Q: Bill, you know and understand KBB retailers from your position at the KBBG. Do you think they are concerned about or prepared for Net Zero?

Bill Miller: The move to Net Zero and sus–tainability is some—-thing we all have a stake in. There is a degree of interest. But for a high percentage of SME businesses, particularly in the KBB field, they didn’t see a link between their business activities and Net Zero before hearing Steve’s presentation at our 2022 Annual Members’ Meeting. They saw themselves as purveyors of luxury kitchens and bathrooms to consumers, and thought that they would be broadly untouched by any legal changes.

Bill Miller, MD of KBBG UK

This subject can be viewed as difficult and negative, but there is a lot of opportunity for renovations and upgrading the current housing stock. One of the biggest miscon-ceptions that many retailers have is that the move to Net Zero affects other businesses, would only affect new-build properties, and wouldn’t affect the other 24 million homes
in the UK. 

But, of course, for us to achieve the legal requirement of Net Zero, there will have to be radical changes in our daily lives.

There is a growing awareness that Net Zero will have an impact on people and businesses in the KBB industry, is there exact clarity on what those changes will be? No. 
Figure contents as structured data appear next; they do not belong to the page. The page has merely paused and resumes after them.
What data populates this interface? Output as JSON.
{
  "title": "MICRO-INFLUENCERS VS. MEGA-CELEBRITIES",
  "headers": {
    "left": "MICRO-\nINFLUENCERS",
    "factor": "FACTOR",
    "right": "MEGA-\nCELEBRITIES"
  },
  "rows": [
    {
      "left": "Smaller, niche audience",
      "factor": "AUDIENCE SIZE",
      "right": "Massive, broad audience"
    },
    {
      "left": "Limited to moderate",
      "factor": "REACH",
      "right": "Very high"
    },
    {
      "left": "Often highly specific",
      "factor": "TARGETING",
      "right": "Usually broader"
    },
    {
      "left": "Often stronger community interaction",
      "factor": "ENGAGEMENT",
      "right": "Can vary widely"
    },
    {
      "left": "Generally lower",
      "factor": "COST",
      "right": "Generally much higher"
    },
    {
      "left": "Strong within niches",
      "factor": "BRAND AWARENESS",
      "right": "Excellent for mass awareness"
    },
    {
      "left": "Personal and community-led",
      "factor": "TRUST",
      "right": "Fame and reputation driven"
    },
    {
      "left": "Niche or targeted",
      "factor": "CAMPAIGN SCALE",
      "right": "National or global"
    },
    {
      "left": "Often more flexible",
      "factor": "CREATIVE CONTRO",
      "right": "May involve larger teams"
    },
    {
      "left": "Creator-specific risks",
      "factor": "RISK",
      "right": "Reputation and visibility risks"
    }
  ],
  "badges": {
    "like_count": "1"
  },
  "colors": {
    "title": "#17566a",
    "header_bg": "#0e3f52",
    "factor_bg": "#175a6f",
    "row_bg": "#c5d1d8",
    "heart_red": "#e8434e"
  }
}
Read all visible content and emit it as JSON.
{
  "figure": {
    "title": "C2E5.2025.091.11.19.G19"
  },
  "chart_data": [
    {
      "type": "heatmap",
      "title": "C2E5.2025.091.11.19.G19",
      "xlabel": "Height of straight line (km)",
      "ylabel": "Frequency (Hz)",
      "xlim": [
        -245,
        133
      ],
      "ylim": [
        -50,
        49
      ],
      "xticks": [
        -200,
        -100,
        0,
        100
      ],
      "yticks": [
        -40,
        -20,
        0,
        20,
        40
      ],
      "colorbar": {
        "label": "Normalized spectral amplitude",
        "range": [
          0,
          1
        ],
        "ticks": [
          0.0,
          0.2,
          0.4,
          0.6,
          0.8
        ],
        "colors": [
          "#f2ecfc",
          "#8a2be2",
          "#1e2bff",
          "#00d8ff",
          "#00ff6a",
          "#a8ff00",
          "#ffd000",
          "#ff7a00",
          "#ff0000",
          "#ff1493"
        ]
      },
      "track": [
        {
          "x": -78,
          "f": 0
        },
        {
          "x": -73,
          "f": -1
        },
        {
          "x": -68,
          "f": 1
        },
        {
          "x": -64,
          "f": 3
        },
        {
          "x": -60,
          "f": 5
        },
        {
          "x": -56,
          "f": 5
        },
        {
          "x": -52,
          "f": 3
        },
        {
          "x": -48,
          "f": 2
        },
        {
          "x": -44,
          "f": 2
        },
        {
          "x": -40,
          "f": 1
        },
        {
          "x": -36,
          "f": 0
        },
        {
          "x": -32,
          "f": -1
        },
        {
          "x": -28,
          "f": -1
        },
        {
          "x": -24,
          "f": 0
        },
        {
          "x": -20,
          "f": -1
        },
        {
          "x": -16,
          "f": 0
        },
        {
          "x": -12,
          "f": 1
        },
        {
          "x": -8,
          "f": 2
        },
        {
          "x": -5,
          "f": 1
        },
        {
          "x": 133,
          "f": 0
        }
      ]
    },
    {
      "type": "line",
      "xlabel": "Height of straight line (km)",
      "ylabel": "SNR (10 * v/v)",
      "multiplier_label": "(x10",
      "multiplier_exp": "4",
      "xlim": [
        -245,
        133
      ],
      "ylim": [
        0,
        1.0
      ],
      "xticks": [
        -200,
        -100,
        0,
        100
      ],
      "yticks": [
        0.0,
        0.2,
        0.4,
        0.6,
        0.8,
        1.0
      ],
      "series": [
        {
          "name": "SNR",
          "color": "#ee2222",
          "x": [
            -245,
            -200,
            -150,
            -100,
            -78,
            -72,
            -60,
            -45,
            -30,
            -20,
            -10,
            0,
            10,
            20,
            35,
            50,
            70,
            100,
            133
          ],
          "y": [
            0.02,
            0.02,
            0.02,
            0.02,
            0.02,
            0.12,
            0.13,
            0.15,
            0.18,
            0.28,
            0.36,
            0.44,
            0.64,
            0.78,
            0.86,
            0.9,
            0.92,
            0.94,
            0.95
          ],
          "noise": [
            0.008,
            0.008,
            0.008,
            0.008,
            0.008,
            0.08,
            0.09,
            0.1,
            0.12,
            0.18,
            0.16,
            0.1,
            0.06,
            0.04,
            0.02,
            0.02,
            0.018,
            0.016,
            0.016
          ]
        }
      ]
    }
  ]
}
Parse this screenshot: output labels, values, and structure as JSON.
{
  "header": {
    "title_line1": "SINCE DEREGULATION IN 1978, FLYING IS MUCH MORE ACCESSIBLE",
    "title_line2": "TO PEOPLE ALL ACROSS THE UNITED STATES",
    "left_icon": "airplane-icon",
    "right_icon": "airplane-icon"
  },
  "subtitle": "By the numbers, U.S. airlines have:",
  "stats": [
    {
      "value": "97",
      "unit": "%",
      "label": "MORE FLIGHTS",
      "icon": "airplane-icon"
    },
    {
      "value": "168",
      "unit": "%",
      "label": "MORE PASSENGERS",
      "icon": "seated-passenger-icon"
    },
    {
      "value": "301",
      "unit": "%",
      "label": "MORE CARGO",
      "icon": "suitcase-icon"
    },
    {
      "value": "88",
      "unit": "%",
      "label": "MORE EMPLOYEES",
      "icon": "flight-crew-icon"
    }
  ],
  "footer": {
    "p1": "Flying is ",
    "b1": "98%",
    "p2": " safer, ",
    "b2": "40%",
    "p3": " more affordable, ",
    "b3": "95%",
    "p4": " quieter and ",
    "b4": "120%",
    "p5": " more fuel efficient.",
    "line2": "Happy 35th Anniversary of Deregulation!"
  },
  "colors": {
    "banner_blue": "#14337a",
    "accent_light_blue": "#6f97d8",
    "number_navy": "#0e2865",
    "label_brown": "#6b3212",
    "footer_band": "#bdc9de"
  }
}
There is also a growing understanding that there could be some impact regarding what the retailers will take as standard operational procedures, such as taking an old kitchen
or bathroom to the tip without a second thought.

Q: Where are the opportunities for retailers in all of this?

SN: Net Zero 2050 is a beast to tackle, and it is one of those things where if you do nothing, you are guaranteed to fail. But everything that we do will help and will contribute. If we want to turn from a vicious circle, we need to consider the objectives that have been set, like removing natural gas as a fuel source and a cooking source by 2030. Then, there is a positive opportunity for retailers as the gas cookers need to be replaced.

There is an absolute imperative to come up with more energy-efficient pieces of equipment. The likelihood is the increase in the level of technology of the products that the retailers will provide in the marketplace. The potential value stream for the retailers will increase because the per unit value of a project, the kitchen or bathroom renovation, would go up, and the increased value would rise.

There is every scope for the retailers to see this as a good opportunity, but they have to be cognisant of where these products are sourced.